September 28, 2012 by kitcac
Stavros brought home a copy of 50 Shades. That is a sentence I never thought I would type.
Its just so…..wrong. And weird.
I made a promise to myself that I would never let my decent-book-reading-eyes be poisoned by that book. Yes lots of people have read it and said its brilliant but seriously, just no.
I am a bit of a book snob. I really do judge a book by its cover.
If its got pink or pastel swirly writing on the front, sorry its not for me.
If its got a cartoon drawing of a woman holding a glass of wine/shopping bag/mobile phone, sorry its not for me.
If its got “something-aholic” or a reference to shopping, fairies or cake in the title, sorry, not for me thanks.
If Tesco have a great big display of a thousand of them at the front door, with grey ties all over it, again, bye bye, I’m not reading that.
I haven’t read Harry Potter. At the time the books came out, 50% of commuters on my train who were reading books would be reading Harry Potter. Can you imagine the horror if, god forbid, a stranger on my train started A CONVERSATION with me because we were both reading the same thing? Oh the horror! I don’t want any excuse for people on trains to think I might be someone to speak to.

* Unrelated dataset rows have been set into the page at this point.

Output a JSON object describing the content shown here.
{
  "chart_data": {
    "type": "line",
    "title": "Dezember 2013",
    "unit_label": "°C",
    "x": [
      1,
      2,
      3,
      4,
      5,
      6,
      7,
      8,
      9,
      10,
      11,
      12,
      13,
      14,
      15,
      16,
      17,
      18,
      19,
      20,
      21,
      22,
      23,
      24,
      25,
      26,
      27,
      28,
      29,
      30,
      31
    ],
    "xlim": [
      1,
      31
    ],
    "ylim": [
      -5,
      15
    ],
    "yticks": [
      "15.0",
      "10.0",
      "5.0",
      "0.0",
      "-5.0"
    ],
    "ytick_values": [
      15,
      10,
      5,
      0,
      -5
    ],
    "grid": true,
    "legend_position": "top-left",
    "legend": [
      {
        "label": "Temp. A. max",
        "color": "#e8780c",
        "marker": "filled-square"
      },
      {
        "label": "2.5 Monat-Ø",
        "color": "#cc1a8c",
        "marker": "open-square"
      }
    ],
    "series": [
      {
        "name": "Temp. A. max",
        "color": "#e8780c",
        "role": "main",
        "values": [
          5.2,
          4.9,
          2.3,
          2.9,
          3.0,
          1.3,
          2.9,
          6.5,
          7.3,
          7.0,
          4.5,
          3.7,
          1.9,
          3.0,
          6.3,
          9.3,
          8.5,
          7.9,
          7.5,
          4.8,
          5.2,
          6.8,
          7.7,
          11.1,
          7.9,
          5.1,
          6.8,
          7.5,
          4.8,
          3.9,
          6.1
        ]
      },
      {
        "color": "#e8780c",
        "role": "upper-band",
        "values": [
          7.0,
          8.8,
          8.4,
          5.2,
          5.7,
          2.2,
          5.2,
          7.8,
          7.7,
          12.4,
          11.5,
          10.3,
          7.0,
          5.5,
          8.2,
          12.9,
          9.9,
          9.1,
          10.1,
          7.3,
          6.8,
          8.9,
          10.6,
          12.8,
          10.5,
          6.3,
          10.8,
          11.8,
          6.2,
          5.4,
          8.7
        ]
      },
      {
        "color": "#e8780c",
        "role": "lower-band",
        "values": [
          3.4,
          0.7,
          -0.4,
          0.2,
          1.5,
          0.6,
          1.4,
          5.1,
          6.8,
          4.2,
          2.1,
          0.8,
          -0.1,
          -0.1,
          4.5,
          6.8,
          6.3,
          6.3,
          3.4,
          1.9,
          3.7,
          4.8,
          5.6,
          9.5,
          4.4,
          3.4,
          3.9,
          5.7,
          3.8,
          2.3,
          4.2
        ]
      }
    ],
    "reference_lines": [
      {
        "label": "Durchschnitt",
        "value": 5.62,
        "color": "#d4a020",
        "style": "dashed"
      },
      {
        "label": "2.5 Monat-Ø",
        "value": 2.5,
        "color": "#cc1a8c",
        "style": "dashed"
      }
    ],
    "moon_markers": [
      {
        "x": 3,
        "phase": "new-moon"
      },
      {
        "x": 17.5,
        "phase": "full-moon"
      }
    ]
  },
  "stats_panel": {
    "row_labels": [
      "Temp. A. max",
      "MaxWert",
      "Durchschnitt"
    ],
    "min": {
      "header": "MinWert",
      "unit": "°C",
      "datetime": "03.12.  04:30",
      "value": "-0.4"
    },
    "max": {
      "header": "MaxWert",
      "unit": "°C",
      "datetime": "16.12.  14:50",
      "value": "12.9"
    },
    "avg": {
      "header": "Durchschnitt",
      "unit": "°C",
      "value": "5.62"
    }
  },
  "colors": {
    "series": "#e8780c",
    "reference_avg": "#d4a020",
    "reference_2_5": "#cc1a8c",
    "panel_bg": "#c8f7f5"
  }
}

So I stick to things that other people are not really likely to be reading. Ones that aren’t usually in the chart section of Tesco basically.
Recently, someone asked me what book I was reading. The answer was “Kazuo Ishiguro’s last novel. Its about cloning”. Result – end of conversation. Yay!
Back to 50 Shades.
Its more than disturbing when friends of your parents say that they’ve read it. I don’t want to ever think about that.
I told Stavros that there was no way on God’s earth that I would read 50 Shades. He had been given it by someone at work (inappropriate much?)
When I said I would never read it he said “OK, I’ll read it then and let you know what its like”
Through the laughter, I managed to say “Right, so you’re going to read some bad porn to review for me are you?”
“Its not that bad is it?”
I replied “Errr, Stavros, its a load of S&M”
“S&M? Really”. He looked a bit confused. He was clearly oblivious to the whole spanky thing in the book.
“Yes Stav, S&M as in Sado-masochism”.
Then he explained what he thought it was about.
Apparently he “thought it was a modern day Lady Chatterley’s Lover. Not gimp masks and barbed wire on willies.”